LA VIDA ALREDEDOR DE LA AUSENCIA
La primera escena de Shara es abrumadora. Un largo plano secuencia plantea todo el centro del film. Con sofisticada y a la vez sencilla puesta en escena, Naomi Kawase nos lleva simplemente al corazón de la tragedia, del dolor, del vacío, de la ausencia que habitará en todas y cada una de las escenas del film. Dos hermanos corren por su barrio, la cámara, como subida a una bicicleta (como la que se verá luego en el film), parece acompañar el juego de los niños, aunque al mismo tiempo se siente como una presencia ominosa que anuncia el sencillo y desesperante final de la escena. Uno de los dos niños desaparece sin dejar rastros. Es la primera escena del film, y lo que sigue es una historia brillante y profunda, que nos lleva al centro mismo de la existencia y de cómo lo que no está, lo que se ha ido, nos conforma y nos marca en la totalidad de nuestros días.
Naomi Kawase presenta ese barrio laberíntico de la escena inicial como algo más que un espacio real, el laberinto es la idea misma de lo que le pasa a los personajes y lo que sienten. Todos quedan sumergidos en ese laberinto, sus historias se mueven en diferentes direcciones pero nunca sabemos cuál es el verdadero camino que eligen. Como el niño perdido, la familia de Shara y sus allegados se mueven sin saber a dónde van, están perdidos a pesar de que el que se ha perdido es el que no está. Tan significativa es la presencia de su ausencia que cada gesto, cada palabra, cada sonrisa y cada lágrima parecen estar hablando de eso. Kawase elige colocar la cámara no sólo como alguien que deambula por ese laberinto, sino que permite un aire particular en los encuadres, como si se dejara un espacio para ese ser que ya no está, ese en el que todos -incluso los espectadores- están pensando. Así transcurre el film hasta llegar a la ya hoy mítica escena del festival de Shara que han preparado a lo largo del film. Una danza eufórica, luminosa, llena de vida y alegría, pero también un grito desesperado, una energía contenida que estalla de golpe y nos inunda como esa lluvia que cae en ese momento, a pleno sol, y que llega y se va sin avisar. El cielo llora a pleno sol y en ese momento no se puede ser del todo ajeno a la idea de que la película también respira una profunda espiritualidad. El laberinto y la tristeza que no nos abandonan más, liberan su llanto en escena, como también anuncian de forma bellísima el nuevo nacimiento por venir. Nace un nuevo niño, la vida sigue, como siempre, aunque el ausente siga ausente. La cámara puede irse ahora, sale del laberinto, lo muestra desde arriba, vemos todo el barrio. Es difícil definir qué es lo que se impone en el final de la película, si la alegría de que la vida sigue o la tragedia de que lo haga.
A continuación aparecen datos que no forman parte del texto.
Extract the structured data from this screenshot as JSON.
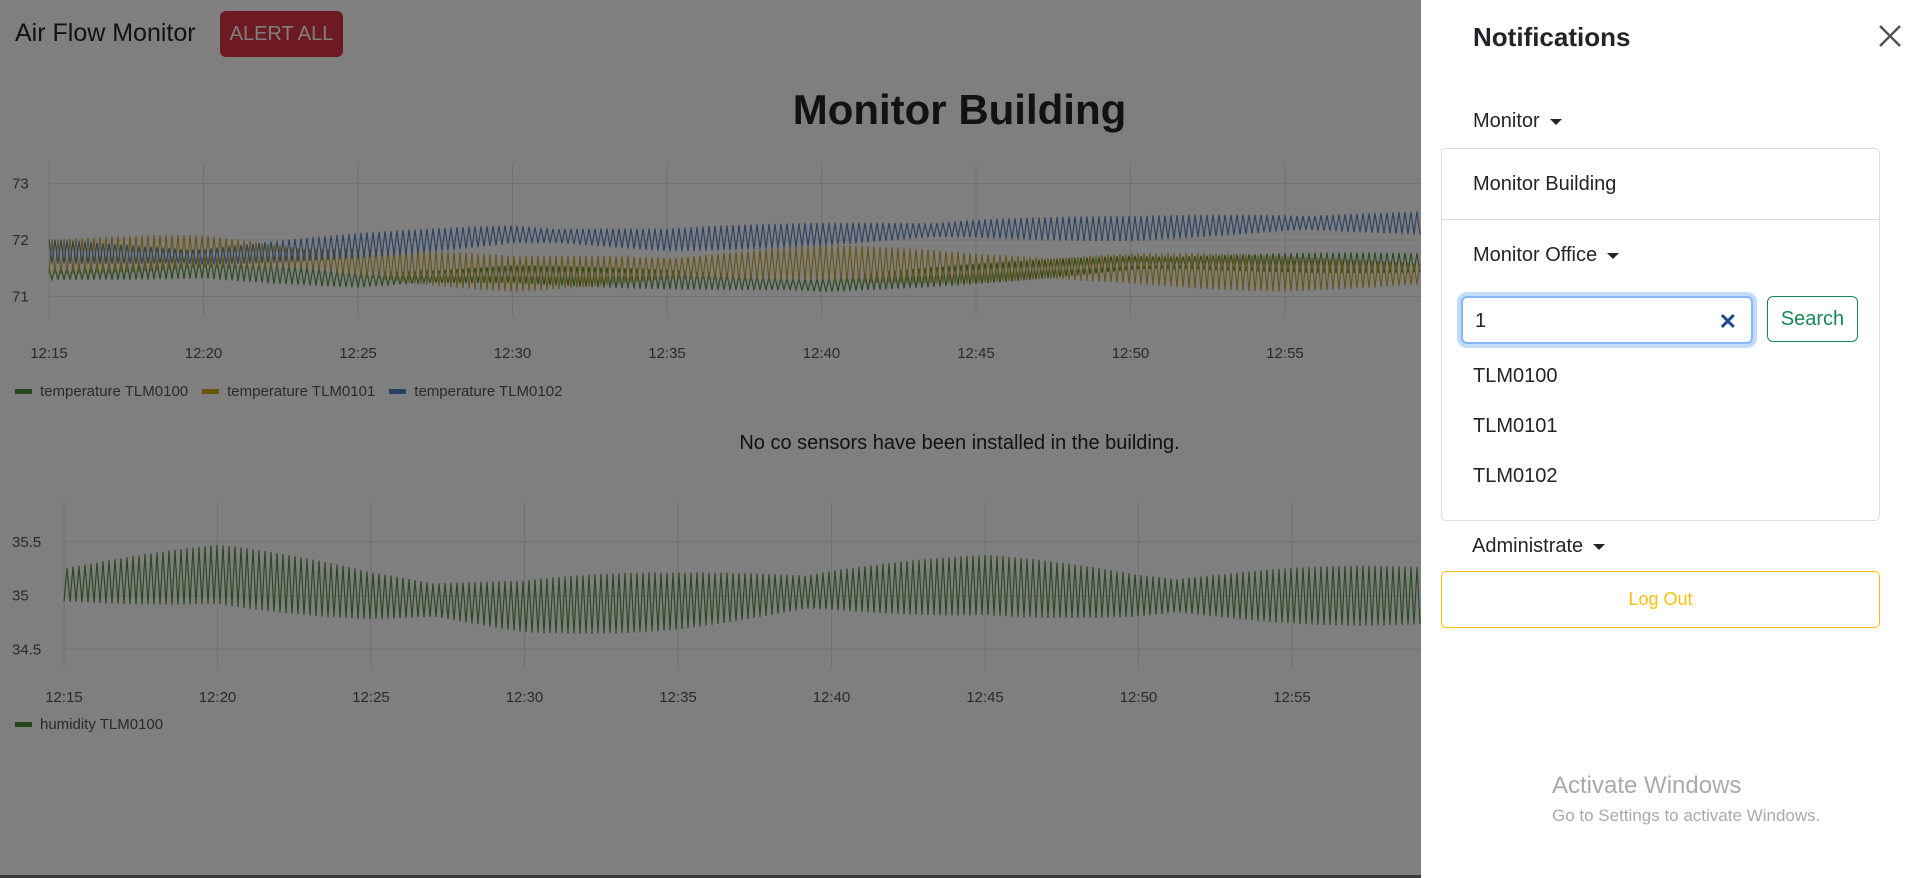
{
  "app": {
    "brand": "Air Flow Monitor",
    "alert_all_label": "ALERT ALL",
    "alert_color": "#dc3545",
    "page_title": "Monitor Building",
    "co_note": "No co sensors have been installed in the building."
  },
  "charts": {
    "temperature": {
      "yticks": [
        "73",
        "72",
        "71"
      ],
      "xticks": [
        "12:15",
        "12:20",
        "12:25",
        "12:30",
        "12:35",
        "12:40",
        "12:45",
        "12:50",
        "12:55"
      ],
      "legend": [
        {
          "label": "temperature TLM0100",
          "color": "#4e8c3a"
        },
        {
          "label": "temperature TLM0101",
          "color": "#d0a81e"
        },
        {
          "label": "temperature TLM0102",
          "color": "#4f80c9"
        }
      ]
    },
    "humidity": {
      "yticks": [
        "35.5",
        "35",
        "34.5"
      ],
      "xticks": [
        "12:15",
        "12:20",
        "12:25",
        "12:30",
        "12:35",
        "12:40",
        "12:45",
        "12:50",
        "12:55"
      ],
      "legend": [
        {
          "label": "humidity TLM0100",
          "color": "#4e8c3a"
        }
      ]
    }
  },
  "chart_data": [
    {
      "type": "line",
      "x": [
        "12:15",
        "12:20",
        "12:25",
        "12:30",
        "12:35",
        "12:40",
        "12:45",
        "12:50",
        "12:55"
      ],
      "series": [
        {
          "name": "temperature TLM0100",
          "values": [
            71.4,
            71.5,
            71.3,
            71.4,
            71.3,
            71.2,
            71.4,
            71.6,
            71.6
          ]
        },
        {
          "name": "temperature TLM0101",
          "values": [
            71.7,
            71.8,
            71.6,
            71.4,
            71.5,
            71.6,
            71.5,
            71.5,
            71.4
          ]
        },
        {
          "name": "temperature TLM0102",
          "values": [
            71.8,
            71.7,
            71.9,
            72.1,
            72.0,
            72.1,
            72.2,
            72.2,
            72.3
          ]
        }
      ],
      "ylim": [
        70.8,
        73.2
      ]
    },
    {
      "type": "line",
      "x": [
        "12:15",
        "12:20",
        "12:25",
        "12:30",
        "12:35",
        "12:40",
        "12:45",
        "12:50",
        "12:55"
      ],
      "series": [
        {
          "name": "humidity TLM0100",
          "values": [
            35.1,
            35.2,
            35.0,
            34.9,
            34.95,
            35.05,
            35.1,
            35.0,
            35.0
          ]
        }
      ],
      "ylim": [
        34.4,
        35.8
      ]
    }
  ],
  "drawer": {
    "title": "Notifications",
    "monitor_label": "Monitor",
    "monitor_building": "Monitor Building",
    "monitor_office": "Monitor Office",
    "search_value": "1",
    "search_button": "Search",
    "results": [
      "TLM0100",
      "TLM0101",
      "TLM0102"
    ],
    "administrate_label": "Administrate",
    "logout_label": "Log Out",
    "logout_color": "#ffc107"
  },
  "watermark": {
    "line1": "Activate Windows",
    "line2": "Go to Settings to activate Windows."
  }
}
Las personas estamos hechas de ausencias, de los que ya no están, de los que habitan sólo en nuestra memoria, en nuestro corazón. Aquellos que se han ido del mundo o simplemente de nuestras vidas.
Los que en silencio nos acompañan en cada pequeña cosa que hacemos, en nuestros triunfos y en nuestras amarguras. Shara es única porque habla de eso que es tan difícil de describir y lo hace de una manera majestuosa, inteligente y emocionante. Con la sabiduría del que dice aquellas palabras que parecen no haber sido dichas antes.